久しぶりに姪に会った。
30分ほど一緒に過ごした。
人懐っこい子で、
無愛想なみかんおばさんにも、
明るく接してくれる。
姪を一言で現すと、
子供らしい子供だ。
天真爛漫。
そんな子だ。
嬉しいとジャンプして喜び、
怒ると足を慣らして怒る。
無邪気で笑顔が可愛い子だ。
姪を見ていて娘を思い出した。
娘はあまり笑わなかった。
癇癪をいきなり起こしたり、
無表情のまま何日も過ごしたり。
本を買って来たと嬉しそうに見せてくれた事もある。
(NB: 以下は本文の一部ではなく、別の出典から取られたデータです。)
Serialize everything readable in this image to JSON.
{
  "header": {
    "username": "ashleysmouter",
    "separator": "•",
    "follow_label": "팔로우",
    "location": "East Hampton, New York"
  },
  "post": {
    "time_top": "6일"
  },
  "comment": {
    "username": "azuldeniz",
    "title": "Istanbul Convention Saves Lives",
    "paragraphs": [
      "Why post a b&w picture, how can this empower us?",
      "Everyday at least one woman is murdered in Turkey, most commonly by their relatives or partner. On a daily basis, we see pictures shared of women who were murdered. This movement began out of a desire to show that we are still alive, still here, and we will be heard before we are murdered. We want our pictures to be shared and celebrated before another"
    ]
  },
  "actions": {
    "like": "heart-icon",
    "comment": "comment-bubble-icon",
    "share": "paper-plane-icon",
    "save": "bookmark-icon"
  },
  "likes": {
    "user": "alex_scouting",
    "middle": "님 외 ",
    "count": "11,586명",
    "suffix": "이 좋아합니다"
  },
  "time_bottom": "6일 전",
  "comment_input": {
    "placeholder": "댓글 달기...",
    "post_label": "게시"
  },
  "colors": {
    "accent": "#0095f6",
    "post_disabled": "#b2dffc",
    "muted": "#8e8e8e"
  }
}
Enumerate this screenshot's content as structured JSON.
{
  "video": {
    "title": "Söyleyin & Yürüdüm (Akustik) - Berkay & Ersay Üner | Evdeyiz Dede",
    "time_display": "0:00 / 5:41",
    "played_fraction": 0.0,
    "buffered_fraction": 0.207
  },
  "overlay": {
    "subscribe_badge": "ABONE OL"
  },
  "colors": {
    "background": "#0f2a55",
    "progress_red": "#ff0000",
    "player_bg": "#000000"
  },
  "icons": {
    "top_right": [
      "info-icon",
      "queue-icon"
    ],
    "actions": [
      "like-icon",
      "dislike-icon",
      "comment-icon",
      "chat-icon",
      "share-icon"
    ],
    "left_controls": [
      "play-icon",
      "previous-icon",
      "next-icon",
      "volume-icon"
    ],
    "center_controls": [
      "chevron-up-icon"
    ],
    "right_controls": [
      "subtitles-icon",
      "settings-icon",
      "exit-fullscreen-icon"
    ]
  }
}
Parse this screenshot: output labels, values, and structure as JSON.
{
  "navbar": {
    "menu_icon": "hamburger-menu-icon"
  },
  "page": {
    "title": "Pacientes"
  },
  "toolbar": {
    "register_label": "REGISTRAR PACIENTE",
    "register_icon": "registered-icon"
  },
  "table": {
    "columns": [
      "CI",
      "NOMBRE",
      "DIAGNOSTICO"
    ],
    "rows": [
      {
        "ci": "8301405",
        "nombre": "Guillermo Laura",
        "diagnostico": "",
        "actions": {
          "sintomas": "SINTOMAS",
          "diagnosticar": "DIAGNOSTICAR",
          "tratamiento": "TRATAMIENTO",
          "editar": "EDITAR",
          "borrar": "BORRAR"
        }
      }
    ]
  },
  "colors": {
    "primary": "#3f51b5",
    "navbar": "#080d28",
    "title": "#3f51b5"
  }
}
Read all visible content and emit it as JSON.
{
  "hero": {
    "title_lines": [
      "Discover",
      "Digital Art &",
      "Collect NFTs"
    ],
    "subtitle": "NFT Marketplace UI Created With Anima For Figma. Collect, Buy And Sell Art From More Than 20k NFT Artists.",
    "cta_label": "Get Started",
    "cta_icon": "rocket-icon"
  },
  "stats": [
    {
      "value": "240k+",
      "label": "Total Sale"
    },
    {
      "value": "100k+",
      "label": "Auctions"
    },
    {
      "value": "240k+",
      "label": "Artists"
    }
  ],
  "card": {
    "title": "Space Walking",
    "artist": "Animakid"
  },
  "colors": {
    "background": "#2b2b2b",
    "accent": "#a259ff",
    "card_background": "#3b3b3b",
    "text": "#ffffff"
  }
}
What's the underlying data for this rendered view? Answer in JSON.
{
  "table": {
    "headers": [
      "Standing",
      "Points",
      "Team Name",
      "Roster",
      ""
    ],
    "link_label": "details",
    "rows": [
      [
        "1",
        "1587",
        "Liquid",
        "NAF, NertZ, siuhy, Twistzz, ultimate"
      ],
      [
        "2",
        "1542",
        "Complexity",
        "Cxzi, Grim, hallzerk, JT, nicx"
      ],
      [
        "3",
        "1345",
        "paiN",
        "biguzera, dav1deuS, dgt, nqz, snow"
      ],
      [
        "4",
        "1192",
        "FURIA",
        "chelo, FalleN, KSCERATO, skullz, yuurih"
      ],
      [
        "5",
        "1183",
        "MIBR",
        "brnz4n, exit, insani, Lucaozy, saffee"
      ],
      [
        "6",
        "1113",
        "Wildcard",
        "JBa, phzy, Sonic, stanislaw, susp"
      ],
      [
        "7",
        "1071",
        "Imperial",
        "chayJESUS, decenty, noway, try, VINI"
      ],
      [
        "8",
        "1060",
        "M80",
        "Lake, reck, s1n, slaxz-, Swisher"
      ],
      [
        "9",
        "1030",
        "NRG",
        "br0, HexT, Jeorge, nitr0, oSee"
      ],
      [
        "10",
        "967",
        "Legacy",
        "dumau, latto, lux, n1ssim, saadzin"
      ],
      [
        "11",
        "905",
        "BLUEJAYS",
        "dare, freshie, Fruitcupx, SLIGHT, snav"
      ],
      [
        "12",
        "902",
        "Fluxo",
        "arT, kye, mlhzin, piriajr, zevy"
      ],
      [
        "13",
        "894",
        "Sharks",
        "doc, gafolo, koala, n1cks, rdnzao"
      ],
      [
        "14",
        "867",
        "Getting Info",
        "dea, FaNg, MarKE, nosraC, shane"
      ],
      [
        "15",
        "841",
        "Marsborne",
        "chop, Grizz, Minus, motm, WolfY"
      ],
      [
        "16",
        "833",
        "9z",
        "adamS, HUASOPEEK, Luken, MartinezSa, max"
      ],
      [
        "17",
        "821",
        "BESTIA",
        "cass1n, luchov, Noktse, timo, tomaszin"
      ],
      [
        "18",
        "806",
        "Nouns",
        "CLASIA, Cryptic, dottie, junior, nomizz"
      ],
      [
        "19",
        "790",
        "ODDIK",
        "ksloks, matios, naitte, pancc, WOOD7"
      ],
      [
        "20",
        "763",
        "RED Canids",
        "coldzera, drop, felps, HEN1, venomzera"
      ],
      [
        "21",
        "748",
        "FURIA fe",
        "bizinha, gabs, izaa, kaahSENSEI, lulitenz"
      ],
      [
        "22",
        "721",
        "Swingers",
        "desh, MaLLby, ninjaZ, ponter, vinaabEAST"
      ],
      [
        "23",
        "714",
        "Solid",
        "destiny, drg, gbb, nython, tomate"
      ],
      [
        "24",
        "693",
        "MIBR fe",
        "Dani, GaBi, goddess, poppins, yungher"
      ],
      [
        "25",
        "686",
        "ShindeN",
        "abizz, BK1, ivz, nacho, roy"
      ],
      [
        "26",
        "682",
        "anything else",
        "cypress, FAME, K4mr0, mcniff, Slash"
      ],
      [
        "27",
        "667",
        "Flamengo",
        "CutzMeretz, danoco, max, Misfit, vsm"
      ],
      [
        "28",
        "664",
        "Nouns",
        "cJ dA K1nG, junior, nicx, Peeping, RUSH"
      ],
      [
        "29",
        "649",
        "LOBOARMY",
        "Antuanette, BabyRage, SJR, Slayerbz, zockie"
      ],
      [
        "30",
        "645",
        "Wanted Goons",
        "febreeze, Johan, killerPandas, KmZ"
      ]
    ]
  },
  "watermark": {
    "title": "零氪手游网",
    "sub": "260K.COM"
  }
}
高校一年生の頃だ。
どんな本?と見せて貰うと、
真っ黒い分厚い本で、
タイトルも中身も全て英語だった。
何の本?と驚いて聞くと、
アメリカの有名な解剖学の権威が書いた著書であると言っていた。
娘はいつだってそんな感じだった。
私はタイトルすら読めず、
中には解剖のイラストが載っていて、
私は内心恐怖の黒い本と名付けていた。
私が高校一年生の頃、
そんな本を読みたいと思った事がなかった。
娘は幼い頃から子供らしくない子で、
いつも生き辛そうだった。
自分の前世は男性の解剖医だったと思うと、
真顔で言われた時、
娘ならあるかもしれないなと思った。
多少前世の記憶が残っているので、
この本で記憶をなぞるのだと言う。
何をバカな事をと、
笑えないほど真顔だった。
娘が言うならそうなのだろうと、
そう思わせる子供だった。
これが息子なら、
おまえの前世はカメムシやろ!
と言って、二人で笑っていたと思う。
娘はそういう子供ではなかった。
姪は良く笑う。
娘もたまにだが、笑う時があった。
私は娘の笑顔が見たくて、
見れた時は嬉しい気持ちになった。
一体どんな気持ちで幼少期を過ごしたのか、
気の毒に思う事も多々あった。
人と馴染めず嫌がらせを沢山受けた。
本人に悪気はないのだが、
女子トークが出来なかった。
娘の言葉はオブラートがないので、
きっと多くの人を傷つけたと思う。
本人は普通に生きているのに、
いきなり友人が怒り出したり、
もう付き合いきれないと離れて行ったりして、
とてもショックなのにそれを言葉にして、
口から出すことができない。
それをとても気の毒に思っていた。
もし、姪と娘を取り替えると、
ある日女神様に言われても、
震災でも連絡をよこさない娘でも、
私の娘なので断るだろう。
出産に1日半かかった。
必死で産み、産まれて来た。
娘が他の子と大幅に違うなどと、
ある程度まで気づかなかった。
今ほど情報が手に入る時代だったら、
もう少し娘の苦痛を減らす事が出来たかもしれない。
娘の中には、他人より優れているという自負と、
他人に出来る事が自分に出来ない劣等感が、
いつもシーソーのように行ったり来たりしていた。
娘には自分らしく生きれば良い、
みんなと同じでなくて良いと言い続けた。
お陰で親が震災に遭っても連絡をよこさない、
自分らしく生きる人間になった。
私の子育てが正しかったのかと聞かれれば、
正しくはなかったと答えるだろう。
心から愛していたが、うまく伝える事が出来なかった、そう答えるだろう。
私の愛は深く重く、
もうこれ以上誰かを愛する事は無いだろう。
祖母が私を愛してくれたように、
私も娘を愛した。
私はもう祖母と一緒にテレビを見れないし、
娘と一緒に買い物にも行けない。
それはとても寂しい事だけれど、
それも人生と受け入れて、
目の前の幸せを見つけては、
楽しく生きなければと最近は思っている。